Each TBM can excavate up to 600 cubic meters of soil and create up to 12 meters of tunnels per day using its massive rotating cutting wheels that can easily break up hard soil and rocks.
With its sheer size and power, the MMSP’s TBMs are designed to make the process of tunneling faster, while significantly reducing above ground disruption during construction.
Secretary Tugade also pointed out that should the schedule set for the construction of the Metro Manila Subway Project be strictly followed, the partial operability of the country’s first-ever subway is expected to start in 2025, with its full operation slated in 2027.

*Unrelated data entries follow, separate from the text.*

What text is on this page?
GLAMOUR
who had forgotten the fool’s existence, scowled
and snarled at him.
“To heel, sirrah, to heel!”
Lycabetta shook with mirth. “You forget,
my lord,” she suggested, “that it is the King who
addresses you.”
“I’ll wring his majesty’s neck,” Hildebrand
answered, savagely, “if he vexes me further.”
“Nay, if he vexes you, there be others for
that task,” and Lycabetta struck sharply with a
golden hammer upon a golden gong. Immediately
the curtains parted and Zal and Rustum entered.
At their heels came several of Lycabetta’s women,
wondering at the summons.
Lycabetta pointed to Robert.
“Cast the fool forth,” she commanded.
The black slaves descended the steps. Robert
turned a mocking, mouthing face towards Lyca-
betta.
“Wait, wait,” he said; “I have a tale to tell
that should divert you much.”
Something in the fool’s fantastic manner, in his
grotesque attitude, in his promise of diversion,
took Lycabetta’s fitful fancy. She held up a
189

“Itong proyektong ito ay tinatawag na flagship, itong proyektong ito ay tinatawag na ‘Project of the Century’. Itong proyektong ito ay pinapakita sa sambayanan na totoo, tunay, nauumpisahan at tatapusin. Ito ‘yung regalo ng administrasyong Duterte sa sambayanan, sa mga Pilipino at sa bayan, on the occasion of the Philippine Independence Day today,” Secretary Tugade stressed.
Secretary Tugade cited crucial reasons why the subway project will continue beyond the end of President Duterte’s administration. These include the project’s financing from the Government of Japan through the Japan International Cooperation Agency (JICA), the contracts awarded, and the resolution of the project’s right-of-way (ROW) issues.
“Una, ‘yong pondo sa proyektong ito, ‘yung pondong kailangan ay nandiyan na. Nandiyan po ‘yung fund arrangement at loan support ng government of Japan sa tulong ng JICA,” Secretary Tugade said.
“Pangalawang kadahilanan, ‘yung mga kontrata na kaakibat para mabuo itong MMSP kung hindi tapos ay inuumpisahan na. Kung hindi tapos at inuumpisahan na, kinokontrata na. Ang ibig sabihin naka-kasa na ‘ho ‘yan kaya dapat magpasalamat tayo sa mga kontraktor at operator. Ang ikatlong kadahilanan at ipinakita ito sa video, ‘yung tinatawag na right-of-way na kung saan madaming proyekto noong nakaraang administrasyon ay na-delay at nabinbin dahil sa right-of-way. Dito sa proyektong ito, mahigit 90% tapos na ang right-of- way,” he added.
President Duterte also unveiled the state-of-the-art dynamic full size train simulator for the Philippine Railways Institute (PRI), which is likewise being constructed in Valenzuela.
The President said the lowering and positioning of the TBM is another milestone under the administration’s Build, Build, Build Program that gives Filipinos “a sense of pride and excitement.”
“I congratulate the Department of Transportation and of course, Secretary Tugade, and his partners in achieving significant progress in the Metro Manila Subway Project,” he said.
One of the largest infrastructure flagship projects under President Duterte’s Build, Build, Build Program, the Metro Manila Subway is a 33-kilometer underground rail line stretching from Valenzuela City to NAIA Terminal 3 in Pasay City.
The rail line is designed to reduce travel time between Quezon City and NAIA from the present one hour and 10 minutes to just 35 minutes.
In its first year of full operations, the underground railway system is expected to accommodate up to 370,000 passengers per day, with a capacity of up to 1 million passengers per day over the next decades.